The NASDAQ is above the 9-day, and 25-day lines, and 200-day line. The NASDAQ is above the Ichimoku Chart cloud.
This is a “yellow signal” in the short term and a “green signal” in the medium term.
[Outlook for this week]
Looking at the U.S. market in terms of fundamentals, we are aware of concerns of a recession in the near term. Other risk factors include inflation and rising interest rates due to the Russia-Ukraine war, economic recession due to energy shortages and deteriorating political conditions in the EU, U.S.-China trade friction, financial market turmoil caused by the bursting of China's real estate bubble and credit crunch, and expanding geopolitical risks in the Middle East.
Looking at the technical aspects, the U.S. market is in a medium-term up trend and a short-term no trend. The Japanese market is in a medium-term no trend, and the short-term is down trend.
Analysis of the foreign exchange market shows that the yen has turned toward appreciation after peaking at 162 yen in June 2024. This week, we expect the yen to be between ¥150 and ¥153.

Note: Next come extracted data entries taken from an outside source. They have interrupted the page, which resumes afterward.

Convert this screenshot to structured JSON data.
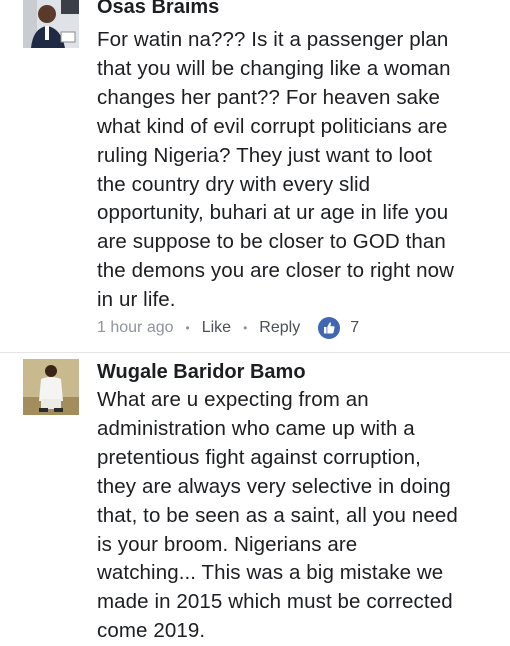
{
  "comments": [
    {
      "author": "Osas Braims",
      "lines": [
        "For watin na??? Is it a passenger plan",
        "that you will be changing like a woman",
        "changes her pant?? For heaven sake",
        "what kind of evil corrupt politicians are",
        "ruling Nigeria? They just want to loot",
        "the country dry with every slid",
        "opportunity, buhari at ur age in life you",
        "are suppose to be closer to GOD than",
        "the demons you are closer to right now",
        "in ur life."
      ],
      "time": "1 hour ago",
      "like_label": "Like",
      "reply_label": "Reply",
      "reaction_count": "7"
    },
    {
      "author": "Wugale Baridor Bamo",
      "lines": [
        "What are u expecting from an",
        "administration who came up with a",
        "pretentious fight against corruption,",
        "they are always very selective in doing",
        "that, to be seen as a saint, all you need",
        "is your broom. Nigerians are",
        "watching... This was a big mistake we",
        "made in 2015 which must be corrected",
        "come 2019."
      ]
    }
  ],
  "icons": {
    "reaction": "thumbs-up-icon"
  },
  "colors": {
    "accent": "#4267b2",
    "meta_text": "#90949c",
    "body_text": "#1c1e21"
  }
}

This week, the US markets will focus on the October employment report and the JOLTS jobs report. Other releases include the ISM Manufacturing PMI, the CB Consumer Confidence Index, the PCE Inflation Report and personal consumption and income statistics. In addition, Q3 earnings releases will follow. Globally, the Eurozone inflation and GDP growth, China's manufacturing and services business indices and Japan's central bank monetary policy will be released.
Last week, the Nikkei 225 fell below its assumed range. The upside was about JPY 1,390 below the assumed range and the downside was about JPY 930 below the assumed line.
This week, the Nikkei 225 is expected to move between the 25-day line (currently around JPY 38640) on the upside and Bollinger Band -2σ (currently around JPY 37220) on the downside.
The Nikkei 225 is likely to weaken further this week, depending on the results of the lower house election, due to political turmoil.